You never forget your first Art Walk.
At least that’s what the look on my roommates’ faces said as made our way down Santa Fe Drive, pushing through throngs of street vendors and fellow art appreciators. Each blue-hued lamppost signaled some new discovery or curio shop and led us forward. One guided us to a gallery featuring photographs from a local artist; another led us to a humid oasis for exotic orchids. We felt our eyes darting from one gallery window to the next, just trying to absorb a small fraction of the scene.
We were so caught up in sensory overload that we almost missed a small doorway framed by Day of the Dead prints strung up like banners on a string. Unable to press forward because of the crowd, we decided to enter.
We had stumbled on Hope Tank Gallery. Led by founder and owner Erika Righter, the coalition of local artists behind Hope Tank believe the gallery has the power to incite change. According to the gallery website, Righter, a former social worker, “wanted to combine her love and passion for the arts and her commitment to philanthropy, and … Hope Tank was born.” With the sale of each piece in the gallery, from art to jewelry to baby clothes, a portion goes to support a non-profit of the artist’s choosing. This not only gives the artists the chance to raise awareness for their particular cause, but underscores and strengthens the connection between art and society.

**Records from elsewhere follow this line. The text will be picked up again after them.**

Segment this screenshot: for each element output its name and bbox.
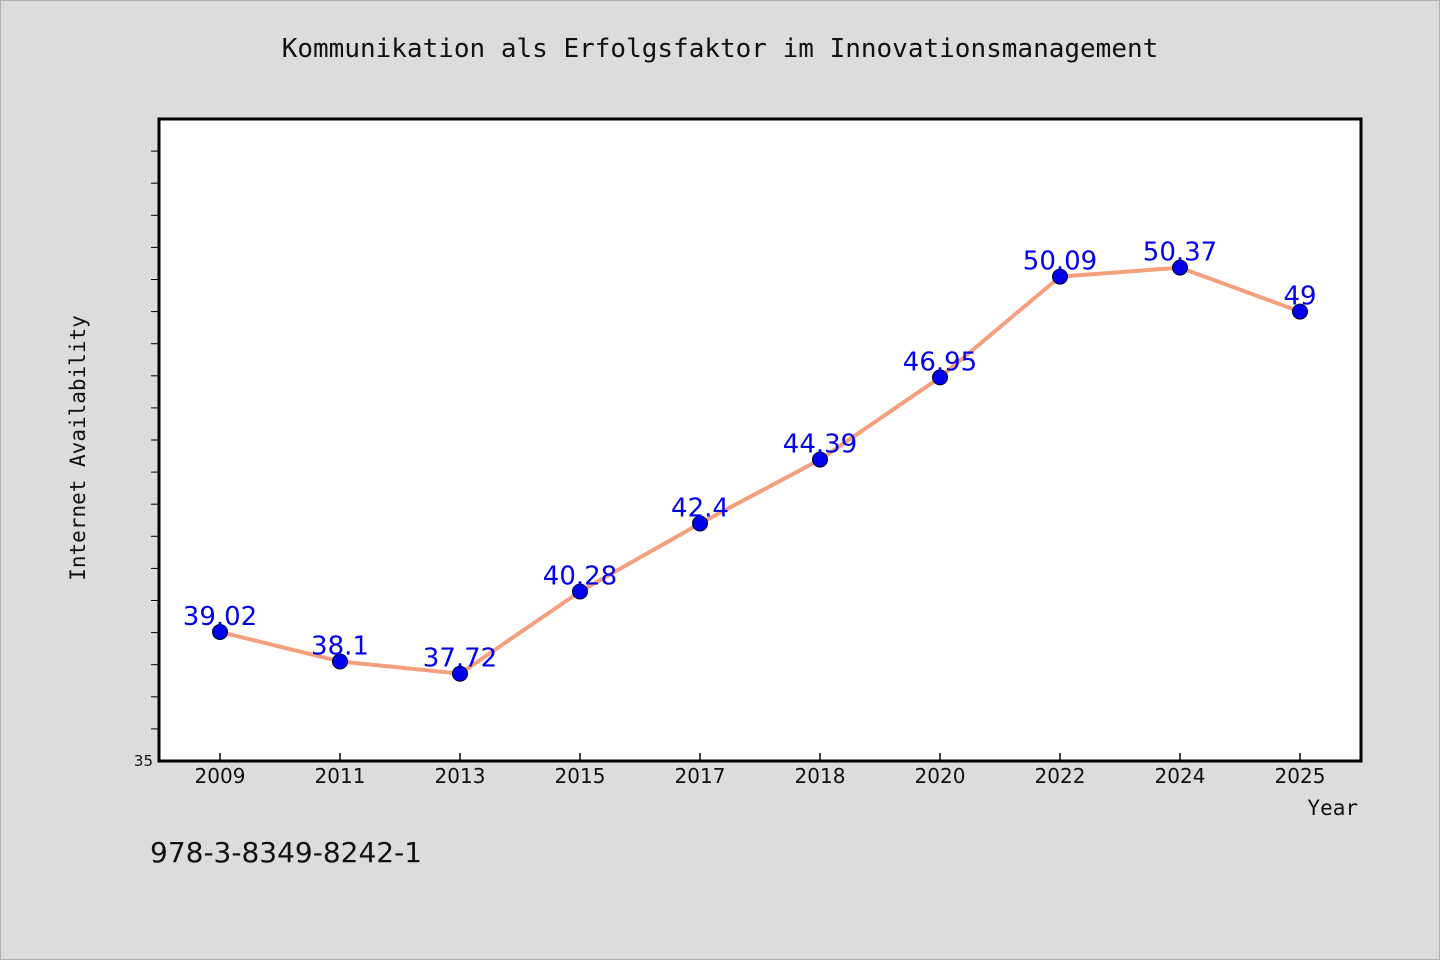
data-point [452,665,468,682]
x-tick-label: 2017 [675,764,726,788]
x-tick-label: 2013 [435,764,486,788]
data-label: 50.37 [1143,238,1217,268]
x-tick-label: 2011 [315,764,366,788]
data-label: 37.72 [423,644,497,674]
data-point [212,623,228,640]
chart-title: Kommunikation als Erfolgsfaktor im Innov… [281,34,1159,64]
y-tick-label: 35 [134,752,153,770]
data-point [1172,259,1188,276]
x-tick-label: 2020 [915,764,966,788]
x-tick-label: 2009 [195,764,246,788]
data-label: 49 [1283,282,1316,312]
data-point [1052,268,1068,285]
data-point [932,369,948,386]
data-point [1292,303,1308,320]
series-line [218,265,1302,676]
data-label: 46.95 [903,347,977,377]
isbn-text: 978-3-8349-8242-1 [150,836,423,869]
data-point [572,583,588,600]
data-point [692,515,708,532]
x-tick-label: 2024 [1155,764,1206,788]
x-tick-label: 2015 [555,764,606,788]
data-label: 39.02 [183,602,257,632]
x-tick-label: 2022 [1035,764,1086,788]
x-tick-label: 2018 [795,764,846,788]
x-axis-label: Year [1307,796,1358,820]
data-point [332,653,348,670]
data-label: 40.28 [543,562,617,592]
data-label: 38.1 [311,631,369,661]
data-label: 44.39 [783,430,857,460]
data-label: 50.09 [1023,247,1097,277]
data-label: 42.4 [671,493,729,523]
data-point [812,451,828,468]
plot-area [157,117,1363,763]
x-tick-label: 2025 [1275,764,1326,788]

As non-profits ourselves, Metrosphere, MSU Denver’s award-winning literary and arts magazine, and other Student Media entities are searching for the same thing: partners who believe in our mission and want to support what we do. We could not be more thankful for the partners we have gained – be they sponsors, advertisers or other campus offices. Just one example is Metrosphere’s partnership with MSU Denver’s Center for Visual Art. The Center has not only provided us with a physical space to exhibit the creative work featured in our magazine, but its team has expanded our reach into the vibrant Art District on Santa Fe. Without them, and sponsors like them, students like me who hope to work in the communications industry would have a harder time gaining rich, real world experience. Through the Office of Student Media, I have a pretty impressive title to place on my resume, assistant editor of a professional magazine. More importantly, I have gained insight into not only how a publication is put together, but also how it develops its identity over time through a diverse network of channels.
So, if you haven’t checked out the amazing student work that’s produced here, I urge you to take a moment to browse our new website. It is a portal to all of our communication channels – magazine, newspaper, radio, television. We hope you see something that inspires you. Then, we hope you take action, just like the artists of Hope Tank. Pick up a hard copy of the student newspaper, change the channel to cheer on aspiring broadcasters, comment on poem, submit your own work. In short, be a part of our community. We need you.